A major focus of The Countrymen’s Club is helping older people to help themselves. The Club was designed in conjunction with older people who have gone on to become members. The countrymen help steer the Club, deciding what activities they would like to do and how they would like the project to develop. Some of the countrymen enjoy planning activities and sharing their skills and crafts with others or helping those who are less able to have a go. Others have found they enjoy volunteering to help to promote the project. Many of the men mention the feeling of being a social group rather than being a service that they attend.
The countrymen have formed a very strong bond and they really enjoy reminiscing and sharing with people who have similar interests and experiences. It has been great to see how well they support each other, even though some have lived very different lives and faced different challenges. An important part of Club is that the countrymen find that they can talk with men who are going through similar life changes such as retirement or illness and this helps them to manage better.
A major goal for us was to test whether a farm environment would make a difference to the men who attend. This was a new way of offering a service to older men who did not engage with more traditional services such as day centres. Most of the countrymen are retired or semi-retired farmers or have had other active or countryside careers.
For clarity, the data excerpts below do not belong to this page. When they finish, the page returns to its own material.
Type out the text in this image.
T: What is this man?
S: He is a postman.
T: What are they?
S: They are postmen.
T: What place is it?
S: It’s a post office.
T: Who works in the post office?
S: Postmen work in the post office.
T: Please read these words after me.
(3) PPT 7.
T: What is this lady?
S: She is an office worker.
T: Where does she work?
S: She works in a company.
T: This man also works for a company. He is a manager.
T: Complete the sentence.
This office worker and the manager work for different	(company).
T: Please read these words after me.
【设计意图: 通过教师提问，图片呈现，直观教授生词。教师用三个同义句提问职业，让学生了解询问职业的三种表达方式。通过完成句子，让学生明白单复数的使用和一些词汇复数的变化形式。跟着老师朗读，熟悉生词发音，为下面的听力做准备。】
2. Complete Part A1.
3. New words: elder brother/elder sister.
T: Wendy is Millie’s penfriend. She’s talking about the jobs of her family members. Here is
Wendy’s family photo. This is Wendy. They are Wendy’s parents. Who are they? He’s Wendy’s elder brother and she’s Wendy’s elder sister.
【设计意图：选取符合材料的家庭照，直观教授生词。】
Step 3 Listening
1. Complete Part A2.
They now struggle to access this familiar environment and many have expressed that they feel the focus is often on what they cannot do. Here at the Club the focus is on what they can do, what they have achieved and what they can still achieve.
We have worked hard to develop a good network of referral partners to help spread the word about the Club. The men we are trying to engage with are generally isolated and hard to reach. So a good network of partners has been crucial in making sure we find the men who would most benefit from coming. Another challenge that partners have been helping us to overcome, which is linked to the countrymen’s isolation, is transport. NORDCAT have provided a free bus service for countrymen one afternoon a week. Organisations like The Royal Agricultural Benevolent Fund have also been very helpful. Without this help some men would not be able to get to the Club.
All in all, we believe that our approach of using farms to help isolated older people live life to the full in the countryside is really having a positive effect. We’re now busy writing our flagship application to BIG, which will allow us to replicate these successes at farms elsewhere.